Me: Yeah, the one that tried to kill me?
Grandma: That’s the one. Aunt Dot recently turned it 90 degrees because she thought it would look better.
Me: Is it still a portal to Hell?
Grandma: Of course. It works really well above my new couch.
I thought that maybe the new angle would make the painting look less like Hell, but no, it still does. And I’m not saying that it’s an unattractive painting. Objectively it’s quite nice. Call me old fashioned, but I prefer paintings that don’t feed my soul to lava demons. That’s where I draw the line with fine art.
I’m sure everyone has something in their grandparent’s house that scares them a little (in my other grandparents’ house it was a cuckoo clock). What’s yours?
Your grandma sounds completely awesome. But that painting rather looks like it’s growing out of your head at that angle, which makes it less scary, more interesting take on thought bubbles.
Yeah, I noticed that when I uploaded the photo. It only scares me more, as if the painting was sucking my soul out of my body. I’m legitimately concerned.
That’s very fair. I think I would be concerned as well if I was presented with possible evidence that my soul was such a dreary color.
On the plus side, I heard some guy named Dorian Gray highly recommended this method of soul storage. So you have that going for you.
I hope my soul isn’t that color! 🙂
Ha ha…good call about Dorian Gray.
I, too, thought the painting looked like it was sucking your soul out of the top of your head. As for scary things at my grandma’s house, there’s one thing that used to give me nightmares, which she no longer has…
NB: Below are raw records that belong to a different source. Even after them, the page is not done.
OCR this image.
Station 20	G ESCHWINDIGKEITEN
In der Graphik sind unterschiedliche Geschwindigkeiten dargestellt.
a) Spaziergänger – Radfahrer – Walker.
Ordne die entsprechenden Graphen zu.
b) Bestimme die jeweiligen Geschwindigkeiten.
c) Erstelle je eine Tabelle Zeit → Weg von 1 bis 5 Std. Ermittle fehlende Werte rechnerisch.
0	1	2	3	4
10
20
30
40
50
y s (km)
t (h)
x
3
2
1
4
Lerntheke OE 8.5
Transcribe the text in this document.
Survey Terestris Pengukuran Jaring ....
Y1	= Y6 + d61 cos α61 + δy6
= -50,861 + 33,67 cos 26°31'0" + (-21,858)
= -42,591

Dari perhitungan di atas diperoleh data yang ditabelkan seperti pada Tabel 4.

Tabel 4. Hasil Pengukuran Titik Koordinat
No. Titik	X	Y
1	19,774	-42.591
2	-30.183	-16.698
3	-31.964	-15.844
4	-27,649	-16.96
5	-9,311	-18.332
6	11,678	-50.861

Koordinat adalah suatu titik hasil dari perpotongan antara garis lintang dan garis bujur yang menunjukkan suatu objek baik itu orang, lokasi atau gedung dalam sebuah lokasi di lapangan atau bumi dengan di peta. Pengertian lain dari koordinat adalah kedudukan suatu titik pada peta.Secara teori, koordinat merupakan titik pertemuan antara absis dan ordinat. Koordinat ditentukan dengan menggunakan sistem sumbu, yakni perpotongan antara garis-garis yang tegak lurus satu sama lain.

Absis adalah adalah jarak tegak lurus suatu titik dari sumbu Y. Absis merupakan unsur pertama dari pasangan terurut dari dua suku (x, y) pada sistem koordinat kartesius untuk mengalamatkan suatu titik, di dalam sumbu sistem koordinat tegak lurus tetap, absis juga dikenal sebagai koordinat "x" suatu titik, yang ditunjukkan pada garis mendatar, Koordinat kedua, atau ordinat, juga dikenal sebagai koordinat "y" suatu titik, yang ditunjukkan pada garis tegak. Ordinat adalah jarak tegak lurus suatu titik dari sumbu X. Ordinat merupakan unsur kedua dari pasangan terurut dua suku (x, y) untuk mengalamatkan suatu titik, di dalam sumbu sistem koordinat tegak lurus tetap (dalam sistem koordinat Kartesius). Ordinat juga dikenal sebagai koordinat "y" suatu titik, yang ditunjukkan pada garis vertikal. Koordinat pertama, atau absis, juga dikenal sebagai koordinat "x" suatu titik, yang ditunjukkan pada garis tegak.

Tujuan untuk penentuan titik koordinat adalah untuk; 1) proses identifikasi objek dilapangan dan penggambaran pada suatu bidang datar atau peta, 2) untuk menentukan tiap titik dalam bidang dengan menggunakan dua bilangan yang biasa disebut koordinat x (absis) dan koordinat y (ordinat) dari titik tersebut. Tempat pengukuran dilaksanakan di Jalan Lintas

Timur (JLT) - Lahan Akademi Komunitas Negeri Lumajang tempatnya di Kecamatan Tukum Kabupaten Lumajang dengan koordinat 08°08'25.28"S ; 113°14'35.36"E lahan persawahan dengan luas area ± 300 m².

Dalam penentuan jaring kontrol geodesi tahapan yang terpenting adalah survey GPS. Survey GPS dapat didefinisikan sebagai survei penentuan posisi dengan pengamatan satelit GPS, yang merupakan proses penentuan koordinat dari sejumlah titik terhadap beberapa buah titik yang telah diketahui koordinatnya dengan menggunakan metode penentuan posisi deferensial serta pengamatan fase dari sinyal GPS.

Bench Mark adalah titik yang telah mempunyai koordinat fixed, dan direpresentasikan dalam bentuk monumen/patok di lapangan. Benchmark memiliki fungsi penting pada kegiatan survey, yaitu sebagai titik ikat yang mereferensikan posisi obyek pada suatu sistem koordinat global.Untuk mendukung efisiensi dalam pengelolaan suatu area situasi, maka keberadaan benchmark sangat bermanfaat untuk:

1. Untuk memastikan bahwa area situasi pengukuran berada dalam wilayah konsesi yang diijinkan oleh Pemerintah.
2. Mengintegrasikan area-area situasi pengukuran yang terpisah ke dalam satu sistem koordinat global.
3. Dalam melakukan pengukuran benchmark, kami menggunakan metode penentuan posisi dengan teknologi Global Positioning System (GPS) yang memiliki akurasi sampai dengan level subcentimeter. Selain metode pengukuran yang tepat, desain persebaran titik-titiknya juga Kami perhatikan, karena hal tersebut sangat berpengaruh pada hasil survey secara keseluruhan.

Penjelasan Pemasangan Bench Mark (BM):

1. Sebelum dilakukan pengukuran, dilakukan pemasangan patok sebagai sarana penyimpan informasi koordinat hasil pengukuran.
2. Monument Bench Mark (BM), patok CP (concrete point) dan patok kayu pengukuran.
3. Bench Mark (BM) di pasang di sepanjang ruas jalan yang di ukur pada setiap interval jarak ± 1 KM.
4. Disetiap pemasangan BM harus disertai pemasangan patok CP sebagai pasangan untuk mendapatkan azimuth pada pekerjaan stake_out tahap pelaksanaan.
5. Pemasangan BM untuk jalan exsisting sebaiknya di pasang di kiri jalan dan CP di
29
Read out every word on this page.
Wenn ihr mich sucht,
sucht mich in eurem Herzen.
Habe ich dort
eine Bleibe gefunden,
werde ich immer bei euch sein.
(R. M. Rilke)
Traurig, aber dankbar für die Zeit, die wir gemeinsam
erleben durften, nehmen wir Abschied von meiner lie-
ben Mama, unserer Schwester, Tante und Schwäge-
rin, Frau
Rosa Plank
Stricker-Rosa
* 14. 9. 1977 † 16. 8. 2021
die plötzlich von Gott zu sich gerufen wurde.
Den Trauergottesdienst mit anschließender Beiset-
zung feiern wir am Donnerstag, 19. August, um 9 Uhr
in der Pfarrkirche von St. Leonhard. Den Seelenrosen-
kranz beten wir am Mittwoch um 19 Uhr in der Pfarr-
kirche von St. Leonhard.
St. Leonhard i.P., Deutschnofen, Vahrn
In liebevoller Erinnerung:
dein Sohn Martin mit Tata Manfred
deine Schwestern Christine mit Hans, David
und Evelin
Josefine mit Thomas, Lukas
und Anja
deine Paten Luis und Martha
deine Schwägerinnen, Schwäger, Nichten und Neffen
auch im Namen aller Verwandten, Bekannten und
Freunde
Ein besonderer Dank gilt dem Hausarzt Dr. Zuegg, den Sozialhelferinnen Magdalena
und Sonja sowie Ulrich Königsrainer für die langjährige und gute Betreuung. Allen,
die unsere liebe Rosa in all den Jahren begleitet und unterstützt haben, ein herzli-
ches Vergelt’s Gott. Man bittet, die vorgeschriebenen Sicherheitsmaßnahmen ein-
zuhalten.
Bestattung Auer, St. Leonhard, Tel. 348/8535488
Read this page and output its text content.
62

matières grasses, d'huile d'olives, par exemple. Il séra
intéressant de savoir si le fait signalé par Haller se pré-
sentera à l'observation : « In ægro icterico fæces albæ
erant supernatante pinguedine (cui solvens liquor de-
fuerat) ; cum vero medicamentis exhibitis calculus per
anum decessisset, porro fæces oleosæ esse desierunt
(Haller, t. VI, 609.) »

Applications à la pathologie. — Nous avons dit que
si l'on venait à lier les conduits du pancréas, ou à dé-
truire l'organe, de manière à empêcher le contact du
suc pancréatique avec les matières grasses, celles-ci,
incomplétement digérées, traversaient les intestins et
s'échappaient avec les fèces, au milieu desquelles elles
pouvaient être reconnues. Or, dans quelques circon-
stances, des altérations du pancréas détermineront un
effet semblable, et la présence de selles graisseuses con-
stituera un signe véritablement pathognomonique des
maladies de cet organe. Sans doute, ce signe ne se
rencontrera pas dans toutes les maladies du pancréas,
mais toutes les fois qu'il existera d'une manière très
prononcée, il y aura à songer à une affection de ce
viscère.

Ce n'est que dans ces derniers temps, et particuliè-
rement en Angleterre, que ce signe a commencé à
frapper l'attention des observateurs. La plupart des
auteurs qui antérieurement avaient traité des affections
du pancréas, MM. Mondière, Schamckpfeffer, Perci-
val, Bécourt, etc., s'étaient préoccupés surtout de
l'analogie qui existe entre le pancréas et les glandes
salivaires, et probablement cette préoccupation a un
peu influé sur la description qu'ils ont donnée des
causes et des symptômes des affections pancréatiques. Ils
My grandma used to have a lamp that was a spring-loaded floor-to-ceiling pole with lanterns hanging off either side. When light hit the place where the two halves of the pole screwed together, it split into two evil, narrowed eyes. This gave the impression that the lamps hanging on either side were two arms. The evil lamp reminded me of a character from the old “Felix the Cat” cartoon: Master Cylinder. You can see Master Cylinder at the link below. Keep in mind, he looks scarier when you’re only four, especially if you know he always captures good guys and no one can control him, not even his teacher.
Felix’s Friends
Yeah, I think I’d be petrified of that lamp. I don’t blame you!
My G-ma has a picture of a great-great-great relative hanging in her dining room and I swear to Jesus its eyes follow you wherever you go. It’s terrifying. Even after 29 years, I still have to look the other way as I walk past.
She also has a china doll in a spare bedroom that I’m pretty sure comes to life when you go to sleep. It’s just biding its time. Watching. Waiting.
Any photo of a great-great-great relative is probably possessed. As for that china doll, never fall asleep in its presence. Never.
At my mother’s house, she hung a painting of three Emmett Kelly-style clowns above my bed. I insisted she take the painting down and hide it every night before I went to bed. If there’s anything scarier than clowns, it’s clowns staring at you while you sleep.
Oh wow. That may take the prize.
hahaha. Give it to my mother, Jamey. She’s the one who chose the creepy clowns.
I agree about the china doll! My dad had an old china doll that belonged to his mother (my grandmother, who I never met), and it was stored in the very back of his closet at our old house where I grew up. It was just plain creepy!
Must be something about old china dolls (and puppets…they’re creepy too).
Her dog. It was the meanest, ugliest, snarliest (yes, it’s a word) little red dachshund you’ve ever seen. Her name was Dusty, and she had to be a direct descendant of Satan. My grandma was the only human she liked, and she never ceased to remind you of that on a daily basis. She would sit at the door to the kitchen and just stare, waiting for you to cross the threshold into her territory (which was the whole house). Mean old bitch. I’m a massive animal lover, and I’m pretty sure Grandma was the only one upset by Dusty’s untimely demise, which I’m partly convinced Grandpa had something to do with….haha.
Ah, the first animate object to make the list! I do not think I’d get along with that dog.
Yes id have to say while the picture may be scary it certainly is a good conversation topic and inspires a little awe! A soul sucking portal of hell is definetely more interesting then something like shall we say turtles and book covers? 😀
That’s true, it is more interesting than more mundane art…but still, it’s scary as hell.